Strace Tips for Better Debugging

Recently, I have been building software without libc to better understand Linux syscalls and internals better. So far, I have built a minimal shell, terminal Snake game, pure ARM64 assembly HTTP server and threads implementation. I have been using strace extensively while debugging.

Useful options and flags

I use a version of the following command:

This looks like an alphabet soup of options! Here’s what they do and how they are useful:

• -f: Follow child processes/threads. This is especially useful when dealing with spawning processes or threads as otherwise, strace will only trace the parent process.
• -v: Print unabbreviated versions of environment, stat, termios and other structs in syscalls. I found this invaluable in conjunction with -s when doing assembly programming to check if the structs were being initialized correctly and if certain arguments were being sent in little/big endian format
• -s NUM: Specify the maximum string size to print. Useful for large structs
• -o: Save strace output to a log file. It is always better to do this to investigate the output of the original process and strace separately without each cluttering the other
• -yy: Print all available information associated with file descriptors. This is great for expanding the file descriptor to either its full path in case of a file or TCP address in case of sockets
• -Y: Print command names for PIDs. I found this useful when building the shell to check if the correct program is being executed
• -t: Print current timestamp in log
• -T: Show time spent in syscalls. Useful for some basic profiling although strace heavily slows down the process.
• -r: Print a relative timestamp upon entry to each system call
• -n: Print syscall number. Great to quickly find out syscall numbers on new architectures.
• -i: Print instruction pointer at the time of syscall. Found this useful when debugging assembly code to check rough location of errors.
• -C: Print summary of syscall count, time, errors at the end of regular output

Print stack traces

The -k or --stack-trace prints the stacktrace along with the syscall. This is useful if your program is compiled with with -g. This post is a good read on using strace to show backtraces for a Golang program compiled with GODEBUG.

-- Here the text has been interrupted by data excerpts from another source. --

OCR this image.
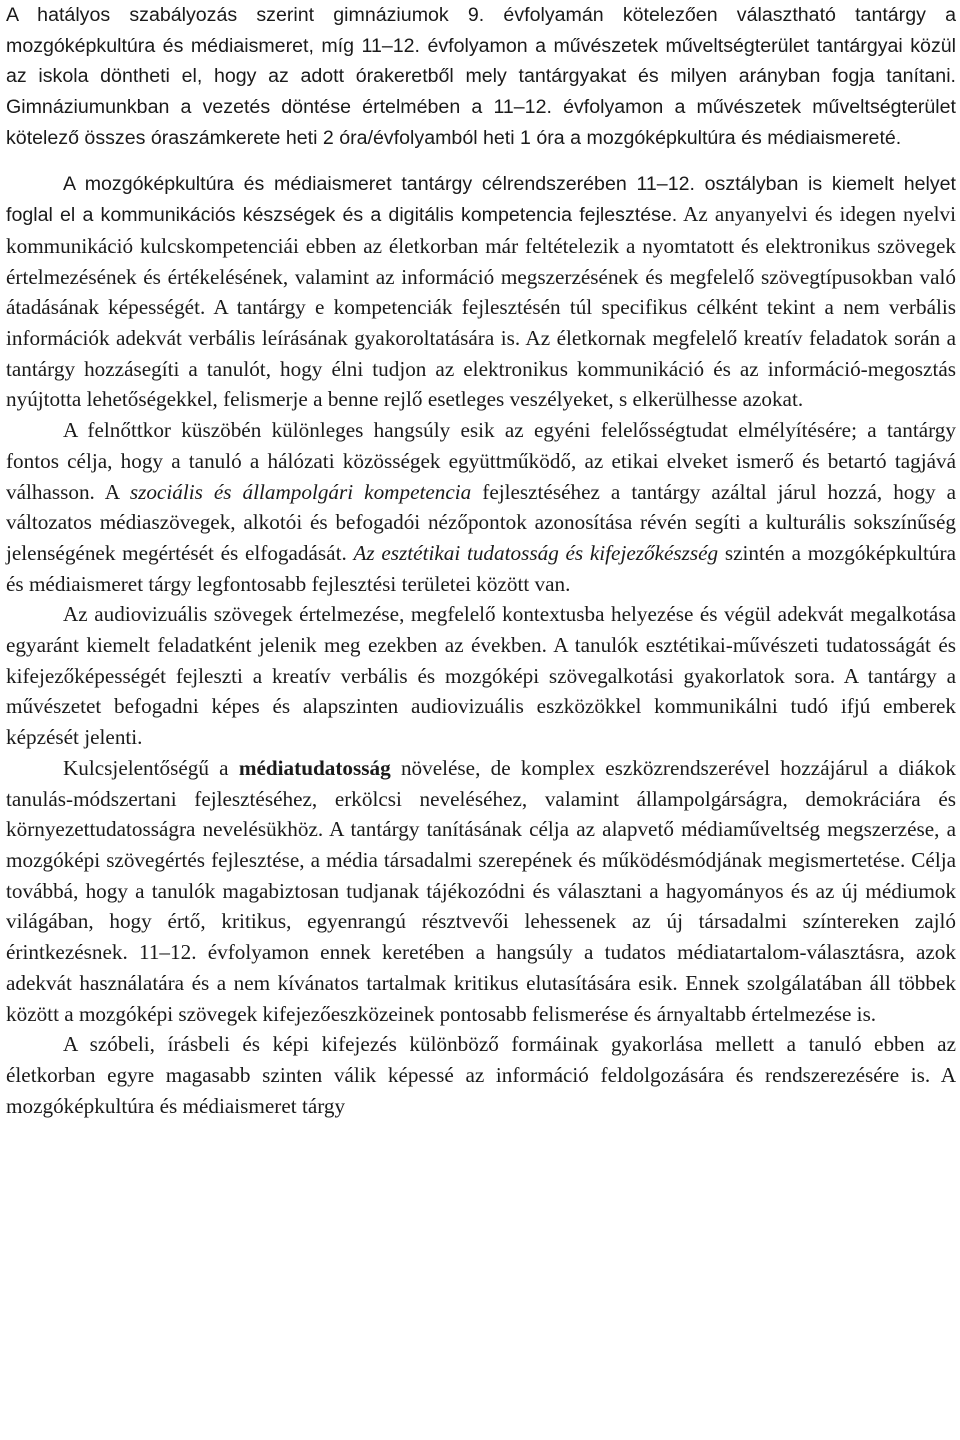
A hatályos szabályozás szerint gimnáziumok 9. évfolyamán kötelezően választható tantárgy a mozgóképkultúra és médiaismeret, míg 11‒12. évfolyamon a művészetek műveltségterület tantárgyai közül az iskola döntheti el, hogy az adott órakeretből mely tantárgyakat és milyen arányban fogja tanítani. Gimnáziumunkban a vezetés döntése értelmében a 11‒12. évfolyamon a művészetek műveltségterület kötelező összes óraszámkerete heti 2 óra/évfolyamból heti 1 óra a mozgóképkultúra és médiaismereté.

A mozgóképkultúra és médiaismeret tantárgy célrendszerében 11‒12. osztályban is kiemelt helyet foglal el a kommunikációs készségek és a digitális kompetencia fejlesztése. Az anyanyelvi és idegen nyelvi kommunikáció kulcskompetenciái ebben az életkorban már feltételezik a nyomtatott és elektronikus szövegek értelmezésének és értékelésének, valamint az információ megszerzésének és megfelelő szövegtípusokban való átadásának képességét. A tantárgy e kompetenciák fejlesztésén túl specifikus célként tekint a nem verbális információk adekvát verbális leírásának gyakoroltatására is. Az életkornak megfelelő kreatív feladatok során a tantárgy hozzásegíti a tanulót, hogy élni tudjon az elektronikus kommunikáció és az információ-megosztás nyújtotta lehetőségekkel, felismerje a benne rejlő esetleges veszélyeket, s elkerülhesse azokat.

A felnőttkor küszöbén különleges hangsúly esik az egyéni felelősségtudat elmélyítésére; a tantárgy fontos célja, hogy a tanuló a hálózati közösségek együttműködő, az etikai elveket ismerő és betartó tagjává válhasson. A szociális és állampolgári kompetencia fejlesztéséhez a tantárgy azáltal járul hozzá, hogy a változatos médiaszövegek, alkotói és befogadói nézőpontok azonosítása révén segíti a kulturális sokszínűség jelenségének megértését és elfogadását. Az esztétikai tudatosság és kifejezőkészség szintén a mozgóképkultúra és médiaismeret tárgy legfontosabb fejlesztési területei között van.

Az audiovizuális szövegek értelmezése, megfelelő kontextusba helyezése és végül adekvát megalkotása egyaránt kiemelt feladatként jelenik meg ezekben az években. A tanulók esztétikai-művészeti tudatosságát és kifejezőképességét fejleszti a kreatív verbális és mozgóképi szövegalkotási gyakorlatok sora. A tantárgy a művészetet befogadni képes és alapszinten audiovizuális eszközökkel kommunikálni tudó ifjú emberek képzését jelenti.

Kulcsjelentőségű a médiatudatosság növelése, de komplex eszközrendszerével hozzájárul a diákok tanulás-módszertani fejlesztéséhez, erkölcsi neveléséhez, valamint állampolgárságra, demokráciára és környezettudatosságra nevelésükhöz. A tantárgy tanításának célja az alapvető médiaműveltség megszerzése, a mozgóképi szövegértés fejlesztése, a média társadalmi szerepének és működésmódjának megismertetése. Célja továbbá, hogy a tanulók magabiztosan tudjanak tájékozódni és választani a hagyományos és az új médiumok világában, hogy értő, kritikus, egyenrangú résztvevői lehessenek az új társadalmi színtereken zajló érintkezésnek. 11‒12. évfolyamon ennek keretében a hangsúly a tudatos médiatartalom-választásra, azok adekvát használatára és a nem kívánatos tartalmak kritikus elutasítására esik. Ennek szolgálatában áll többek között a mozgóképi szövegek kifejezőeszközeinek pontosabb felismerése és árnyaltabb értelmezése is.

A szóbeli, írásbeli és képi kifejezés különböző formáinak gyakorlása mellett a tanuló ebben az életkorban egyre magasabb szinten válik képessé az információ feldolgozására és rendszerezésére is. A mozgóképkultúra és médiaismeret tárgy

Selectively tracing syscalls

By default, strace traces all syscalls. We can be very selective in tracing calls by using the -e option. It allows us to trace families of syscalls e.g -e t=%net will trace all network related syscalls while -e t=%mem will trace memory related syscalls.

We can also trace only syscalls which succeed using -z option or fail using -Z option. Another useful option is -P which can be used to only trace syscalls which access a particular path e.g strace -f -P /usr/bin/ls sh -c ls.

Tampering with syscalls!

strace is very powerful and can do stuff like inject faults for particular syscalls e.g strace -e inject=%file:error=ENOENT:when=3+ ls which fails the all file related syscalls after 2 successful invocations. We can also make syscalls return a particular value using retval or send signal using signal or delay at beginning or end of syscall using delay_enter and delay_exit with -e inject.

I found this useful when debugging failure cases in code for the syscalls. The strace output will have lines like openat(AT_FDCWD, "/lib/libc.so.6", O_RDONLY|O_CLOEXEC) = -1 ENOENT (No such file or directory) (INJECTED) which have INJECTED marked in them. This is useful to differentiate genuine syscall errors from the injected ones.